Jiwoo nodded, absorbing the words. At that moment, he let the quiet linger a little longer, then drew in a deep breath, filling his lungs with the cold, clean air. “Okay,”
Kayden gave a brief, approving nod, then got to his feet in one fluid motion. He offered Jiwoo a hand up, which Jiwoo took without hesitation.
They started down the path together, footsteps in sync, neither in a hurry to return to the uproar waiting elsewhere. They walked in companionable silence, the kind that felt less like an absence of words and more like a mutual agreement not to ruin things with unnecessary noise.

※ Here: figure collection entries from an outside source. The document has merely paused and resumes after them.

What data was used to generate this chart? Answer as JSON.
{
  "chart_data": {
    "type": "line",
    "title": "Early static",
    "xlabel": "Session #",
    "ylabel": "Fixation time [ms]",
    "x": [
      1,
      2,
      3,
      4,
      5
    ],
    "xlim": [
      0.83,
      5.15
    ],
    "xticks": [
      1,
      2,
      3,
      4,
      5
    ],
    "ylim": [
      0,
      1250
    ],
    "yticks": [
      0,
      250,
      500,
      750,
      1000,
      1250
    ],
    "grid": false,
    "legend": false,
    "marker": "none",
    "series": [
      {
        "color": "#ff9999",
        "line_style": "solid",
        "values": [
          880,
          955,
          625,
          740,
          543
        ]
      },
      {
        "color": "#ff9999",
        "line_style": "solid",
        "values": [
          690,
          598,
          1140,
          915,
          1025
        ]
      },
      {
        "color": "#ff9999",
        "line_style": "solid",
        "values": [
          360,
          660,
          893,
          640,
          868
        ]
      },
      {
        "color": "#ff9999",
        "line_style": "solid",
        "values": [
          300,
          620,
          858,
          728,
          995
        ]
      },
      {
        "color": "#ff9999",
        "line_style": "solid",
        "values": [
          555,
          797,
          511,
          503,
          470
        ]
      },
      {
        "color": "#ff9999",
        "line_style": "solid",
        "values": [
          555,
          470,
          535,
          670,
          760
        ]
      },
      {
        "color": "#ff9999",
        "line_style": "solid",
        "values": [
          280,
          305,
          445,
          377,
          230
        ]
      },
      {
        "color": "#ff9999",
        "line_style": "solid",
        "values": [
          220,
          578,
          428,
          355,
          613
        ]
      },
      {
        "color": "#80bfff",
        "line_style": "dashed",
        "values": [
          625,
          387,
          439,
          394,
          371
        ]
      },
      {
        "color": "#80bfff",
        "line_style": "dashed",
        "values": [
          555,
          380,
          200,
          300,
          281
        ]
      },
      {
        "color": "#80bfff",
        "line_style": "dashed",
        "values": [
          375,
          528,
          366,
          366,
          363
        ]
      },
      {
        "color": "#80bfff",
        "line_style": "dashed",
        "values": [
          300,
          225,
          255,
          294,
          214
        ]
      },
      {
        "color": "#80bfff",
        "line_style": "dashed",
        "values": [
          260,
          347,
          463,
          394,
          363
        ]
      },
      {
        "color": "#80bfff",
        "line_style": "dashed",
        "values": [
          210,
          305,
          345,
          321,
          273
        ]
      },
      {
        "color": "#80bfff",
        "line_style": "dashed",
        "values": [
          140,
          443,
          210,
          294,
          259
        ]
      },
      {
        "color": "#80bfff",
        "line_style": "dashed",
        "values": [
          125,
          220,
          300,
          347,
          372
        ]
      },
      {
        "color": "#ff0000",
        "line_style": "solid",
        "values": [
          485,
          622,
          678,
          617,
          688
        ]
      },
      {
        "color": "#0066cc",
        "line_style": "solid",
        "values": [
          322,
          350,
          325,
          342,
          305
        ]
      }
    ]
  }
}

Jiwoo flexed his fingers, feeling the returning strength in his grip, and snuck a sideways glance at his father. Kayden caught the look and rolled his eyes, but the corners of his mouth pulled up, just a little.
“Don’t make it a habit,” he said, but there was no heat in it.
Jiwoo grinned, the expression coming easier than he expected. “No promises.”
Kayden shook his head, but didn’t argue. They walked until the river bent out of sight and then turned toward home, the afternoon sun cutting their shadows tall and even on the pavement.
“Can we get some tteokbokki?”
Kayden didn’t look at him. “With what money?”
“Kartein’s.”
A pause. “...You got his card?”
“Yeah.”
Kayden changed direction towards the market without breaking stride.